Spinach is a great vegetable to supplement your diet. This green leafy vegetable is rich in vitamins and minerals.
It is one of the most nutritionally dense foods. In addition to folate, the vegetable has high levels of fiber, beta carotene, vitamin C, and vitamin K1. Spinach also contains several antioxidants such as lutein, quercetin, kaempferol, and zeaxanthin.
Spinach is an excellent source of lutein, an antioxidant known to protect against age-related eye diseases such as muscular degeneration and cataracts.
Studies show that people taking lutein supplements have a lower risk of retinal degeneration, a leading cause of visual impairment and blindness.

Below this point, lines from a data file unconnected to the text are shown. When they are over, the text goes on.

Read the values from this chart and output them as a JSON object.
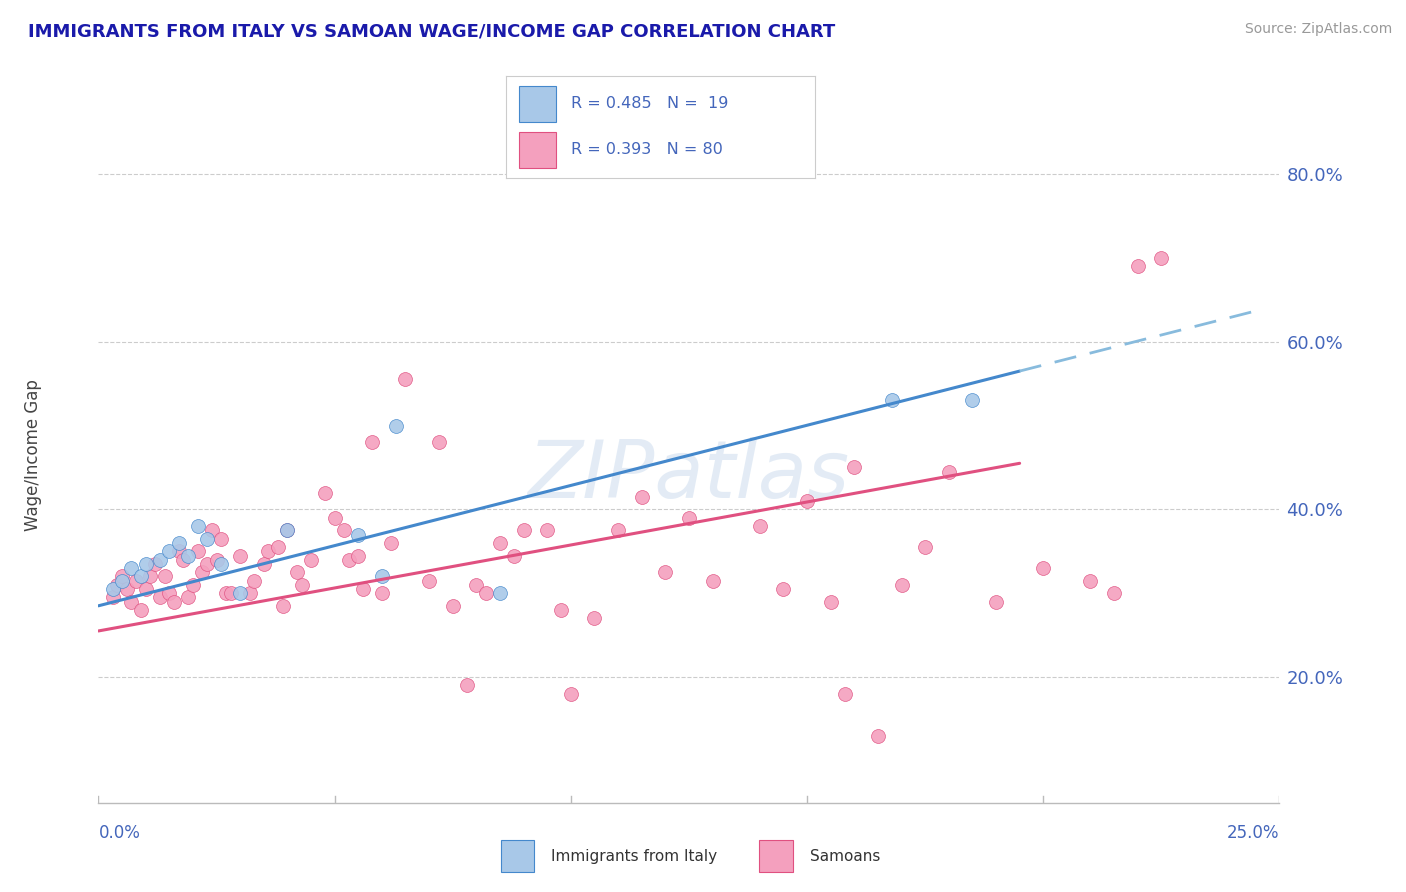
{
  "title": "IMMIGRANTS FROM ITALY VS SAMOAN WAGE/INCOME GAP CORRELATION CHART",
  "source": "Source: ZipAtlas.com",
  "ylabel": "Wage/Income Gap",
  "right_yticks": [
    "20.0%",
    "40.0%",
    "60.0%",
    "80.0%"
  ],
  "right_ytick_vals": [
    0.2,
    0.4,
    0.6,
    0.8
  ],
  "xlim": [
    0.0,
    0.25
  ],
  "ylim": [
    0.05,
    0.88
  ],
  "color_blue": "#a8c8e8",
  "color_pink": "#f4a0be",
  "color_line_blue": "#4488cc",
  "color_line_pink": "#e05080",
  "color_line_dash": "#88bbdd",
  "title_color": "#1a1aaa",
  "axis_label_color": "#4466bb",
  "watermark": "ZIPatlas",
  "italy_points": [
    [
      0.003,
      0.305
    ],
    [
      0.005,
      0.315
    ],
    [
      0.007,
      0.33
    ],
    [
      0.009,
      0.32
    ],
    [
      0.01,
      0.335
    ],
    [
      0.013,
      0.34
    ],
    [
      0.015,
      0.35
    ],
    [
      0.017,
      0.36
    ],
    [
      0.019,
      0.345
    ],
    [
      0.021,
      0.38
    ],
    [
      0.023,
      0.365
    ],
    [
      0.026,
      0.335
    ],
    [
      0.03,
      0.3
    ],
    [
      0.04,
      0.375
    ],
    [
      0.055,
      0.37
    ],
    [
      0.06,
      0.32
    ],
    [
      0.063,
      0.5
    ],
    [
      0.085,
      0.3
    ],
    [
      0.168,
      0.53
    ],
    [
      0.185,
      0.53
    ]
  ],
  "samoan_points": [
    [
      0.003,
      0.295
    ],
    [
      0.004,
      0.31
    ],
    [
      0.005,
      0.32
    ],
    [
      0.006,
      0.305
    ],
    [
      0.007,
      0.29
    ],
    [
      0.008,
      0.315
    ],
    [
      0.009,
      0.28
    ],
    [
      0.01,
      0.305
    ],
    [
      0.011,
      0.32
    ],
    [
      0.012,
      0.335
    ],
    [
      0.013,
      0.295
    ],
    [
      0.014,
      0.32
    ],
    [
      0.015,
      0.3
    ],
    [
      0.016,
      0.29
    ],
    [
      0.017,
      0.35
    ],
    [
      0.018,
      0.34
    ],
    [
      0.019,
      0.295
    ],
    [
      0.02,
      0.31
    ],
    [
      0.021,
      0.35
    ],
    [
      0.022,
      0.325
    ],
    [
      0.023,
      0.335
    ],
    [
      0.024,
      0.375
    ],
    [
      0.025,
      0.34
    ],
    [
      0.026,
      0.365
    ],
    [
      0.027,
      0.3
    ],
    [
      0.028,
      0.3
    ],
    [
      0.03,
      0.345
    ],
    [
      0.032,
      0.3
    ],
    [
      0.033,
      0.315
    ],
    [
      0.035,
      0.335
    ],
    [
      0.036,
      0.35
    ],
    [
      0.038,
      0.355
    ],
    [
      0.039,
      0.285
    ],
    [
      0.04,
      0.375
    ],
    [
      0.042,
      0.325
    ],
    [
      0.043,
      0.31
    ],
    [
      0.045,
      0.34
    ],
    [
      0.048,
      0.42
    ],
    [
      0.05,
      0.39
    ],
    [
      0.052,
      0.375
    ],
    [
      0.053,
      0.34
    ],
    [
      0.055,
      0.345
    ],
    [
      0.056,
      0.305
    ],
    [
      0.058,
      0.48
    ],
    [
      0.06,
      0.3
    ],
    [
      0.062,
      0.36
    ],
    [
      0.065,
      0.555
    ],
    [
      0.07,
      0.315
    ],
    [
      0.072,
      0.48
    ],
    [
      0.075,
      0.285
    ],
    [
      0.078,
      0.19
    ],
    [
      0.08,
      0.31
    ],
    [
      0.082,
      0.3
    ],
    [
      0.085,
      0.36
    ],
    [
      0.088,
      0.345
    ],
    [
      0.09,
      0.375
    ],
    [
      0.095,
      0.375
    ],
    [
      0.098,
      0.28
    ],
    [
      0.1,
      0.18
    ],
    [
      0.105,
      0.27
    ],
    [
      0.11,
      0.375
    ],
    [
      0.115,
      0.415
    ],
    [
      0.12,
      0.325
    ],
    [
      0.125,
      0.39
    ],
    [
      0.13,
      0.315
    ],
    [
      0.14,
      0.38
    ],
    [
      0.145,
      0.305
    ],
    [
      0.15,
      0.41
    ],
    [
      0.155,
      0.29
    ],
    [
      0.158,
      0.18
    ],
    [
      0.16,
      0.45
    ],
    [
      0.165,
      0.13
    ],
    [
      0.17,
      0.31
    ],
    [
      0.175,
      0.355
    ],
    [
      0.18,
      0.445
    ],
    [
      0.19,
      0.29
    ],
    [
      0.2,
      0.33
    ],
    [
      0.21,
      0.315
    ],
    [
      0.215,
      0.3
    ],
    [
      0.22,
      0.69
    ],
    [
      0.225,
      0.7
    ]
  ],
  "italy_line_xrange": [
    0.0,
    0.195
  ],
  "italy_dash_xrange": [
    0.195,
    0.245
  ],
  "samoan_line_xrange": [
    0.0,
    0.195
  ]
}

A 100 gram of spinach contains: 
- Calcium: 99 mg
- Iron: 2.71 mg
- Magnesium: 79 mg
- Phosphorus: 49 mg
- Potassium: 558 mg
- Sodium: 79 mg
- Zinc: 0.53 mg
- Copper: 0.13 mg
- Manganese: 0.897 mg
- Fiber: 2.2 g
If you want plenty of nutrients without many calories, the precise strategy is to take dietary supplements. However, supplements cannot replace a healthy diet. An ideal way to get all the essential nutrients is to fill your diet with the most nutritionally dense foods.
Foods rich in nutrients are high in nutrients relative to their calorie content. These include a variety of healthy foods such as vegetables, fruits, liver, and seafood. Adding the above foods to your daily diet will help you take essential nutrients for optimal health.